Wet wipe pollution disfigures British riverbeds

A record number of wet wipes have been found in the River Thames in London, with over 5,000 uncovered in one single area.  

Over 5,000 discarded wet wipes were found in one single area of the Thames foreshore near the iconic Hammersmith Bridge in London last month.

This is the highest number of wet wipes ever found in a single place in the UK.

The wet wipe pollution is collecting there in such numbers it has changed the shape of the riverbed, creating low mounds visible at low tide, according to Thames21.

Wet wipes, which contain plastic, enter the river through the sewage system, after people have mistakenly flushed them down their toilets, explained the waterways charity in a statement.

The overloaded sewage system overflows on average once a week, discharging ‘unflushables’ such as wet wipes into the river, it added.
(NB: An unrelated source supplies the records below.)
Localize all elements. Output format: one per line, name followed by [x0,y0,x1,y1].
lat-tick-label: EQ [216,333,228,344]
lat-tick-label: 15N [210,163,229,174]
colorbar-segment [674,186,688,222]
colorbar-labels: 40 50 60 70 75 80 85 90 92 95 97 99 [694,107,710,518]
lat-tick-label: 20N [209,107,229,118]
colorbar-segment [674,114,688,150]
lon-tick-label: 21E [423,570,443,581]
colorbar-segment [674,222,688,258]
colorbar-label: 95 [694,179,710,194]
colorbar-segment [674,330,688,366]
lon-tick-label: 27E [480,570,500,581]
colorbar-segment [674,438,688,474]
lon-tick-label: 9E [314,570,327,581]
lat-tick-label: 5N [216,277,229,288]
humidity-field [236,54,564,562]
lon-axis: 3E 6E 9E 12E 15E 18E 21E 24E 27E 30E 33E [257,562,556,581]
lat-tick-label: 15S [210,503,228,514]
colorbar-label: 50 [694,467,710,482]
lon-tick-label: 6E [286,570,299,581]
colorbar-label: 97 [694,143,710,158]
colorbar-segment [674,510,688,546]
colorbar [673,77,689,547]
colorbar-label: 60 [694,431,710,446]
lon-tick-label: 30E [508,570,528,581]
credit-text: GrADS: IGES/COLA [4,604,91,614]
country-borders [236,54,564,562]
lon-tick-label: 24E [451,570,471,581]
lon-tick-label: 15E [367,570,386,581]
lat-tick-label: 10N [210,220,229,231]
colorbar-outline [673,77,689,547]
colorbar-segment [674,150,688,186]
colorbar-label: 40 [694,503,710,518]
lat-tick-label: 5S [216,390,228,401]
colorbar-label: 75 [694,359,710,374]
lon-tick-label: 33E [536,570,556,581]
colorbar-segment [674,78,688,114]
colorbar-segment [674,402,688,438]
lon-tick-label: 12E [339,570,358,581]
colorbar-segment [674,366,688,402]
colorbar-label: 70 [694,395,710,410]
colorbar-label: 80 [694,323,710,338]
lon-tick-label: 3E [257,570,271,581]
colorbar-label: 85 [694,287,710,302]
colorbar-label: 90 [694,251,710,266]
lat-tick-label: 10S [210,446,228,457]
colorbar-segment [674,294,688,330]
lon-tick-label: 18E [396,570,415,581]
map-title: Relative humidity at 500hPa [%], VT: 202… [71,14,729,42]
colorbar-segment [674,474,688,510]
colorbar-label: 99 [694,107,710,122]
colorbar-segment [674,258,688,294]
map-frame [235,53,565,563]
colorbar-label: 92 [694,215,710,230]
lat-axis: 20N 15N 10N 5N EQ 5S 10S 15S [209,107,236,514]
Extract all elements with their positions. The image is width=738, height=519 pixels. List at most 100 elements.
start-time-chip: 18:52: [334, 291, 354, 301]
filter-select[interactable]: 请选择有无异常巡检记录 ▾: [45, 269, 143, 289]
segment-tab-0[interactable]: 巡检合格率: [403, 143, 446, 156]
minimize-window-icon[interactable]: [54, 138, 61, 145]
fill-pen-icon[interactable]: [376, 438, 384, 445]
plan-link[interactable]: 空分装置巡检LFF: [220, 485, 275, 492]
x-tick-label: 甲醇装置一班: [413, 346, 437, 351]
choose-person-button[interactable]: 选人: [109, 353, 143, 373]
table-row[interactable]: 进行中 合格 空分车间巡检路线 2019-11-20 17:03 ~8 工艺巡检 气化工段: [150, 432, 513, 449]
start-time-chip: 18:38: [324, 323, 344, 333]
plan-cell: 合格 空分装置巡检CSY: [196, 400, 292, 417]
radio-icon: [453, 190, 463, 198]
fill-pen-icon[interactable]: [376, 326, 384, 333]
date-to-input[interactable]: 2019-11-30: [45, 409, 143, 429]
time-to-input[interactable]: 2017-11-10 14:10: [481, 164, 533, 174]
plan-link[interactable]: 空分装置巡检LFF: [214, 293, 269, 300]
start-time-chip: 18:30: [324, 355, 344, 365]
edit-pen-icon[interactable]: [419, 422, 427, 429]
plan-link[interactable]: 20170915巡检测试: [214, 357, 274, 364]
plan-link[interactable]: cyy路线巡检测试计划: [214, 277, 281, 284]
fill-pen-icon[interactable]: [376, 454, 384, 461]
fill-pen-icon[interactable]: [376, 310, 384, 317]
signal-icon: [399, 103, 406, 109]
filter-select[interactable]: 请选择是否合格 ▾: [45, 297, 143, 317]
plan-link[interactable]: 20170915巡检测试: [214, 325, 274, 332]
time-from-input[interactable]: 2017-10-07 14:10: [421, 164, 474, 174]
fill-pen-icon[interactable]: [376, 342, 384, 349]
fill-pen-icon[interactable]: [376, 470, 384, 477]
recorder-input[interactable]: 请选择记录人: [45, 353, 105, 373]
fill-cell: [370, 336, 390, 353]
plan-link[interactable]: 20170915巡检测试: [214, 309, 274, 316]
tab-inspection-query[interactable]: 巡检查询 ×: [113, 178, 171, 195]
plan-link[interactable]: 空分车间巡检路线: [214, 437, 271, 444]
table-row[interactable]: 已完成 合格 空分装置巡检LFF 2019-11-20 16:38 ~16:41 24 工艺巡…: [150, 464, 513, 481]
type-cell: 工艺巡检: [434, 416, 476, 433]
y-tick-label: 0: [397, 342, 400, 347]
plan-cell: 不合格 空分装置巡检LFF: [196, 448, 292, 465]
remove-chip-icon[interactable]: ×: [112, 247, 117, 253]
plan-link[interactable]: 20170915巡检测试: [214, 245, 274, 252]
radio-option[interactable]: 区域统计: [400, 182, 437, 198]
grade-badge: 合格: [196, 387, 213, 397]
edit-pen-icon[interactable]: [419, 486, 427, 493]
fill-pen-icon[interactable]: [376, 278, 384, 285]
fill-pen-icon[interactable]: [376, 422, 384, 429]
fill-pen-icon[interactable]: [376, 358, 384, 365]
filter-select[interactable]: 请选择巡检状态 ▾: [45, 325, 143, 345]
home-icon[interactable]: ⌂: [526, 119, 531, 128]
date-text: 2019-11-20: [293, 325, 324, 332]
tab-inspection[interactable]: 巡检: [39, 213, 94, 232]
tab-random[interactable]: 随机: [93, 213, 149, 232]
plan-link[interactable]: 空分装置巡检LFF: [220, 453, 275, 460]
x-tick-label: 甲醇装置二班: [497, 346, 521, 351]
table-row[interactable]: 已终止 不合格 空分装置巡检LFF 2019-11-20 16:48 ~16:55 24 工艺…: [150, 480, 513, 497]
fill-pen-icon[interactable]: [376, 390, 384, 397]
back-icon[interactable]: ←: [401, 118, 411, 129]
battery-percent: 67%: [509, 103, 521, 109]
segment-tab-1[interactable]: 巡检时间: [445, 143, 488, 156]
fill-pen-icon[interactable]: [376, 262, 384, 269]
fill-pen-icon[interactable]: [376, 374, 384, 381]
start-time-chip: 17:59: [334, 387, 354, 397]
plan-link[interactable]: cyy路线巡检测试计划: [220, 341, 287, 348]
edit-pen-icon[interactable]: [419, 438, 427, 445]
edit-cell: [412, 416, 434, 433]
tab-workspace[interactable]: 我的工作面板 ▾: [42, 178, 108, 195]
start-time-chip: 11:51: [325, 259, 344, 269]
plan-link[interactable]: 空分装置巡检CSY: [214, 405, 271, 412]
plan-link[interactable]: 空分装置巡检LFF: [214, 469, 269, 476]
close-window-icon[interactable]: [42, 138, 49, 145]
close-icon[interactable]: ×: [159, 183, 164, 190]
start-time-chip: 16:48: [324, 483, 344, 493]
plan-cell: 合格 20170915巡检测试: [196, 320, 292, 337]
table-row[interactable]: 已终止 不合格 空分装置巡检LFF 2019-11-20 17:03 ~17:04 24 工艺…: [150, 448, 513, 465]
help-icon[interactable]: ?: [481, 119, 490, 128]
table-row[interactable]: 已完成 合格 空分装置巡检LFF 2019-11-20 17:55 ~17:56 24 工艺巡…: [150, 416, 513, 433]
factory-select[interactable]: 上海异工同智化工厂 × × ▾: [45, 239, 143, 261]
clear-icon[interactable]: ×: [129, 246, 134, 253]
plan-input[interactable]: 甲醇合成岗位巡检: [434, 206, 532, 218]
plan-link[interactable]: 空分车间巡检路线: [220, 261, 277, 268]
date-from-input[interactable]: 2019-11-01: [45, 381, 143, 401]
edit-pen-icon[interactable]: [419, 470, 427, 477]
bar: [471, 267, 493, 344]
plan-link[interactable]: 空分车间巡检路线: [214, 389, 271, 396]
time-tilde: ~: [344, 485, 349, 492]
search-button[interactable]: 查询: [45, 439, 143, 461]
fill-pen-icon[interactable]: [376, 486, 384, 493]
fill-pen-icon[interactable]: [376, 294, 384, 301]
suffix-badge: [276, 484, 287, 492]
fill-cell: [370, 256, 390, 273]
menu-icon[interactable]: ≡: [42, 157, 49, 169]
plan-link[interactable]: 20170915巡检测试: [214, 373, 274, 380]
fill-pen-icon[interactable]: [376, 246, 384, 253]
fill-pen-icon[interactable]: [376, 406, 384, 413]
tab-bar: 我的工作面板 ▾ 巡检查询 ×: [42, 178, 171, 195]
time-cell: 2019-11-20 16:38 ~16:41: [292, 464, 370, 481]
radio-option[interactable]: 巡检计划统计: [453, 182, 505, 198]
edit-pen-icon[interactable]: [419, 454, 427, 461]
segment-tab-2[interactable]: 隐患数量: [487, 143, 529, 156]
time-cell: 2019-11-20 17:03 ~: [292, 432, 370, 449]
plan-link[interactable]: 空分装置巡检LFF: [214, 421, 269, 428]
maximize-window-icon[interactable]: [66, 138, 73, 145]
The plastic in wet wipes means that they do not biodegrade and, unlike bottles, they are heavy and tend to sink to the bottom of rivers.

“The sheer quantity of these wet wipes shows the urgency of this problem”, commented Debbie Leach, CEO of Thames21. “As a country, action is being taken about other products which contain plastic such as bottles and cotton buds.

“We now need to widen our attention to include wet wipes and sanitary products which contain plastic and are being flushed into our rivers.”

Wet wipes, which have increased by 700 per cent over the past decade, also contribute to the microplastics problem, breaking down into tiny particles that can enter the food chain and endanger marine life. A recent study found more than seven in 10 Thames flounder had plastics in their stomachs, according to the statement.

It is likely that the wet wipe problem is affecting other rivers around Britain, said Thames21. There are between 25,000 and 31,000 combined sewer overflows around the UK coast that discharge raw, untreated or lightly treated human sewage, particularly after periods of heavy rain or during breakdowns in the sewerage system.